To get a signal so it can make or receive a call, a cell phone establishes a radio connection with a nearby tower called a cell site. As the user moves, the device constantly scans for nearby towers for the strongest signal. That interaction between cell sites and phones lets wireless carriers log and store details including a call’s date, time and length. Carriers also track the numbers involved, and the cell sites where a call began and ended. Prosecutors used information about Carpenter’s phone location and activity to help convict and sentence him to more than 116 years in federal prison, mostly over several gun violations.
Carpenter’s defense attorney Harold Gurewitz tried to get the lower courts to exclude information obtained from MetroPCS, arguing that the cell phone records could be seized only with a warrant supported by probable cause. Carpenter’s information was instead obtained in violation of the Fourth Amendment—which, among other things, protects people in the U.S. against “unreasonable searches and seizures”—Gurewitz said last week at a press briefing ahead of the Supreme Court hearing.
Carpenter v. United States is about “location tracking made possible by the devices we all carry with us,” American Civil Liberties Union (ACLU) attorney Nathan Wessler said at the press briefing. Wessler, who will represent Carpenter before the Supreme Court this week, added that one of his concerns is the government’s apparent message that there is little reasonable expectation of privacy when a person signs up for mobile phone service. As people continue to use their devices to send and store more sensitive data—about their finances and health records, for example—the courts must make sure law enforcement is held to the probable cause standard required to obtain a warrant, Wessler said.
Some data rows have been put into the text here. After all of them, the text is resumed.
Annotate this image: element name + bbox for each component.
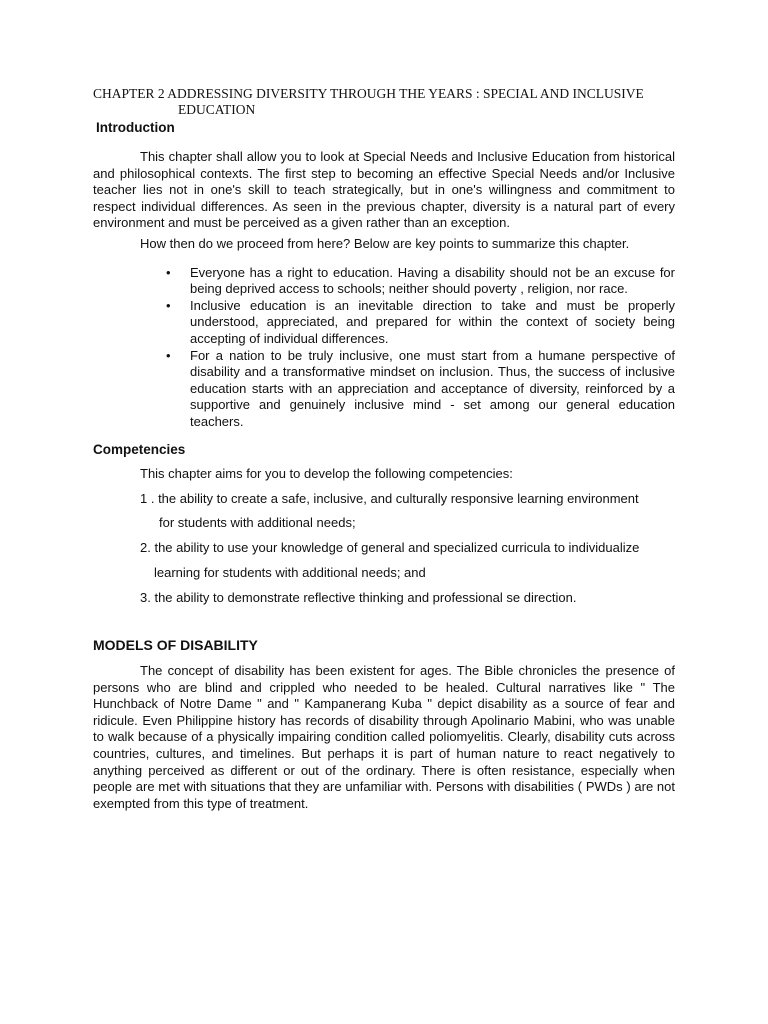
- list-item: [93, 348, 675, 431]
- competency-item-2-continuation: learning for students with additional needs; and: [154, 564, 426, 580]
- models-heading: MODELS OF DISABILITY: [93, 637, 258, 654]
- key-points-list: [93, 265, 675, 431]
- competency-item-1-continuation: for students with additional needs;: [159, 514, 356, 530]
- introduction-heading: Introduction: [96, 120, 175, 135]
- introduction-summary-line: How then do we proceed from here? Below are key points to summarize this chapter.: [140, 235, 630, 251]
- list-item-text: Inclusive education is an inevitable direction to take and must be properly understood, appreciated, and prepared for within the context of society being accepting of individual differences.: [190, 297, 675, 346]
- chapter-title-line2: EDUCATION: [178, 102, 256, 117]
- list-item-text: For a nation to be truly inclusive, one must start from a humane perspective of disability and a transformative mindset on inclusion. Thus, the success of inclusive education starts with an appreciation and acceptance of diversity, reinforced by a supportive and genuinely inclusive mind - set among our general education teachers.: [190, 347, 675, 429]
- chapter-title-line1: CHAPTER 2 ADDRESSING DIVERSITY THROUGH THE YEARS : SPECIAL AND INCLUSIVE: [93, 86, 644, 101]
- competency-item-3: 3. the ability to demonstrate reflective thinking and professional se direction.: [140, 590, 577, 606]
- list-item-text: Everyone has a right to education. Having a disability should not be an excuse for being deprived access to schools; neither should poverty , religion, nor race.: [190, 264, 675, 297]
- competencies-intro: This chapter aims for you to develop the following competencies:: [140, 465, 513, 481]
- models-paragraph: The concept of disability has been existent for ages. The Bible chronicles the presence of persons who are blind and crippled who needed to be healed. Cultural narratives like " The Hunchback of Notre Dame " and " Kampanerang Kuba " depict disability as a source of fear and ridicule. Even Philippine history has records of disability through Apolinario Mabini, who was unable to walk because of a physically impairing condition called poliomyelitis. Clearly, disability cuts across countries, cultures, and timelines. But perhaps it is part of human nature to react negatively to anything perceived as different or out of the ordinary. There is often resistance, especially when people are met with situations that they are unfamiliar with. Persons with disabilities ( PWDs ) are not exempted from this type of treatment.: [93, 663, 675, 811]
- list-item: [93, 298, 675, 348]
- chapter-title: [93, 86, 675, 118]
- list-item: [93, 265, 675, 298]
- competency-item-2: 2. the ability to use your knowledge of general and specialized curricula to individualize: [140, 540, 640, 556]
- introduction-paragraph: This chapter shall allow you to look at Special Needs and Inclusive Education from historical and philosophical contexts. The first step to becoming an effective Special Needs and/or Inclusive teacher lies not in one's skill to teach strategically, but in one's willingness and commitment to respect individual differences. As seen in the previous chapter, diversity is a natural part of every environment and must be perceived as a given rather than an exception.: [93, 149, 675, 231]
- competencies-heading: Competencies: [93, 441, 186, 457]
- bullet-icon: •: [166, 297, 171, 313]
- document-page: [93, 86, 675, 812]
- bullet-icon: •: [166, 347, 171, 363]
- competency-item-1: 1 . the ability to create a safe, inclusive, and culturally responsive learning environment: [140, 491, 639, 507]
- bullet-icon: •: [166, 264, 171, 280]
If the Supreme Court agrees with the lower courts’ rulings, it could encourage law enforcement to rely increasingly on warrantless court orders to access mobile data stored by wireless carriers. If the Supreme Court reverses the lower courts’ decisions and says a court-issued warrant is required for any customer cell phone information to be handed out, “then a very common practice will come to a screeching halt,” says Fred Cate, distinguished professor of law at Indiana University. This means there likely would be petitions to revisit criminal cases that were decided based on cell phone data obtained using the SCA, Cate warns, adding that the case “will send a shock wave” regardless of how the Supreme Court decides.
In a society saturated with cell phones “this case will likely have broad implications,” agrees Brian Owsley, a University of North Texas Dallas College of Law assistant professor and former U.S. magistrate judge. A recent Supreme Court case—United States v. Jones—determined that law enforcement needed a search warrant to use a tracking device. In another related case—Riley v. California—the court determined that officers needed a search warrant to examine the contents of a cell phone. Affirming Carpenter, however, would enable law enforcement to obtain a vast amount of data and personal information from people’s cell phones without a warrant, Owsley adds.
It is difficult to know whether the Supreme Court’s decision in the Carpenter case will be applied to forms of customer data outside of mobile phones, Cate says. He thinks the only way the court will address the notion that customers are voluntarily surrendering control of their data to tech companies and wireless carriers—known as the “third-party doctrine”—is if they choose to specifically tackle that broader issue. Courts have interpreted the third-party doctrine to mean that, by sharing information or records with a company or some other organization, a person gives up any reasonable expectation that the information will remain private. More likely, Cate adds, the court will limit its discussion and decision specifically to stored data, because that is what is most relevant to the Carpenter case.